How to identify phishing email
Identifying phishing emails use to be straightforward as most emails usually come with wrong spellings and bad grammar but as hackers continue to refine their works and attacks become more sophisticated, phishing emails can only be identified by its features.
Below are key features of a phishing email.
1. Subject Line – Phishing emails typically aim to employ scare tactics by using intense words to create some sort or urgency, this is done to induce the recipient into responding quickly, without recognizing the signs of a scam.
2. From field – To work, phishing campaigns must trick the email recipient into believing that the message is from a reputable company. As such, the email will appear to come from a legitimate entity within a recognized company, such as customer support. Upon closer look, however, you can see that both the name of the sender and the sender’s email address is a spoof on a known brand, not a real vendor.
3. To Field – Phishing emails are usually not personalized, they are addressed as user/customer which is a red flag, and most organizations refer to customers by name when addressing critical issues.
4. Email Body – Similar to the subject line, the body of the email also employs scare tactics, urging you to either click on a link, respond to an email, download an attachment or call a telephone number.
5. Malicious Link – A suspicious link is one of the main giveaways of a phishing email. These links are often shortened (through bit.ly or a similar service) or, as above, are formatted to look like a legitimate link that corresponds with the company and message of the fake email. However, rolling over the link shows a malicious address that doesn’t take you to the stated web address.

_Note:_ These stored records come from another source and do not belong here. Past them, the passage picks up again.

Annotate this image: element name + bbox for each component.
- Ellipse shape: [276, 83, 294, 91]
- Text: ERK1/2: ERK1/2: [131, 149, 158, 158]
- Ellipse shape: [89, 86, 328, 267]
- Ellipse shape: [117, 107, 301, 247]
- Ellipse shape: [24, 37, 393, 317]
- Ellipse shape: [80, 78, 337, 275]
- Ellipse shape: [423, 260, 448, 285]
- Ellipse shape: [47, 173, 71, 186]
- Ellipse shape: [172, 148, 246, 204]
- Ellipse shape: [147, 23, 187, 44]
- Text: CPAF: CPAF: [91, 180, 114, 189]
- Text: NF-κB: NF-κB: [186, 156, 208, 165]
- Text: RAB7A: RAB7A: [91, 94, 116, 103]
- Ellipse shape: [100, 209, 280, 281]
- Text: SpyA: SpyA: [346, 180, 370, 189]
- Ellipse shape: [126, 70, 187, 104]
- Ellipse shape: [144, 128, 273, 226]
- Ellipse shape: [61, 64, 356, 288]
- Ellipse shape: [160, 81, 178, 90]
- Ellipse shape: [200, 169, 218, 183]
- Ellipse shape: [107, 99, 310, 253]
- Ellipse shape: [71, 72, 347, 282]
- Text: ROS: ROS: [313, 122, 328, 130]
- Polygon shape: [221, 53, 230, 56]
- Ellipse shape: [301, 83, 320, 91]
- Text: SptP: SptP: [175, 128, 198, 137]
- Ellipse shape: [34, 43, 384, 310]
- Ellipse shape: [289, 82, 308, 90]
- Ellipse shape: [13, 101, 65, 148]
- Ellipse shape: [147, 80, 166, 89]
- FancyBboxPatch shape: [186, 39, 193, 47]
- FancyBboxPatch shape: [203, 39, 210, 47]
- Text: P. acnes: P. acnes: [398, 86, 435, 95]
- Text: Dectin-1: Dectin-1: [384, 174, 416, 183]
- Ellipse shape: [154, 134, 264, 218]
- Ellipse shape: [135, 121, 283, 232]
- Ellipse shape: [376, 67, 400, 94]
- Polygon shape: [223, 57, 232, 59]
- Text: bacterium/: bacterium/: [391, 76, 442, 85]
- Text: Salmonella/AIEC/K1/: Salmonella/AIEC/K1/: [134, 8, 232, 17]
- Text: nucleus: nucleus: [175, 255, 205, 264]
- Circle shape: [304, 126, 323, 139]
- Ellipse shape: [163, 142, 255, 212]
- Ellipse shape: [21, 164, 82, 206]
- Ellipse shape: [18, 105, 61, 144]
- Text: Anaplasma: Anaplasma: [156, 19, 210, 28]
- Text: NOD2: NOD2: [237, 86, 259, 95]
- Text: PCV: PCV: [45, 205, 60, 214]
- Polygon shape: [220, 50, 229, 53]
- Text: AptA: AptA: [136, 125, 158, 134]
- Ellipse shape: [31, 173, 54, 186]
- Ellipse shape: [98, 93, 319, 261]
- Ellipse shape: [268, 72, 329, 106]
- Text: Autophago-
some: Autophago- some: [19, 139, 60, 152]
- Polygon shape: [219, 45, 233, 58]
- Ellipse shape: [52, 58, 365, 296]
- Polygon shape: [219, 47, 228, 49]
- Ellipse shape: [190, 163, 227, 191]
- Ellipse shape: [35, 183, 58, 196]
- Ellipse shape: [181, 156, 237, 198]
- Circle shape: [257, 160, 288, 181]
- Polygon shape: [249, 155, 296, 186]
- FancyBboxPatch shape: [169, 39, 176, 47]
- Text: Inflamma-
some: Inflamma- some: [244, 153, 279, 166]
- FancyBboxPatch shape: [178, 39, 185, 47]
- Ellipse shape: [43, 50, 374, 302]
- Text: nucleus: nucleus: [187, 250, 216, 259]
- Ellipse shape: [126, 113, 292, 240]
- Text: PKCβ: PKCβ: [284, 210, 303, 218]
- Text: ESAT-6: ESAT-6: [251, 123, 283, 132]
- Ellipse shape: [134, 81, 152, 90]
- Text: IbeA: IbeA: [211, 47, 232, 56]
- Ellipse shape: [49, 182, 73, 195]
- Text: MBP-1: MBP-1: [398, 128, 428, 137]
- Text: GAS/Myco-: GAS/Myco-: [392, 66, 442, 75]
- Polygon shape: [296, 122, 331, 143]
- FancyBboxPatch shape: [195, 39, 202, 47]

6. Attachment – Including malicious attachments that contain viruses and malware is a common phishing tactic. Malware can damage files on your computer, steal your passwords or spy on you without your knowledge. Don’t open any email attachments you weren’t expecting.
How to prevent Phishing
There are several things one can do to prevent a successful phishing attack. As its name implies, this is when hackers go about fishing for data with enticing emails, texts and or websites with the intended goal of gaining valuable information.
There are some very specific things that individuals can do in order not to fall a victim of this attack.
1 Always double check before clicking on any link in an email.
2 Be cautious about opening email if you don’t recognize the sender.
3 Look at the subject line and check for typos or incorrect information.
4 Be wary of emails asking for your Credit Card or other confidential information
5 Never respond to requests for personal information via e-mail.
6 Check to make sure the Web site is using encryption
7 Only visit Web sites by typing the URL into your address bar or using your favorites
8 Use of 2FA authentication on accounts where possible
9 Be suspicious of pop-ups and pop-unders.
10 Be suspicious of email attachments from known and unknown sources.
This boil down to a simple, yet often difficult things to do, be a bit paranoid about anything you can click on or anyone you could talk to. If it sounds too good or too bad to be true, it probably is.
For organisations, in addition to the above recommendations, the following are also recommended as it serves as good practice.
• Regular cybersecurity awareness training.
• Authenticate email senders using Domain-based Message Authentication, Reporting and Conformance (DMARC).
• Filter for phishing emails based on sender, content, and analyse URLs and attachments for malicious codes.
• Filter for phishing email and malicious web traffic at the gateway.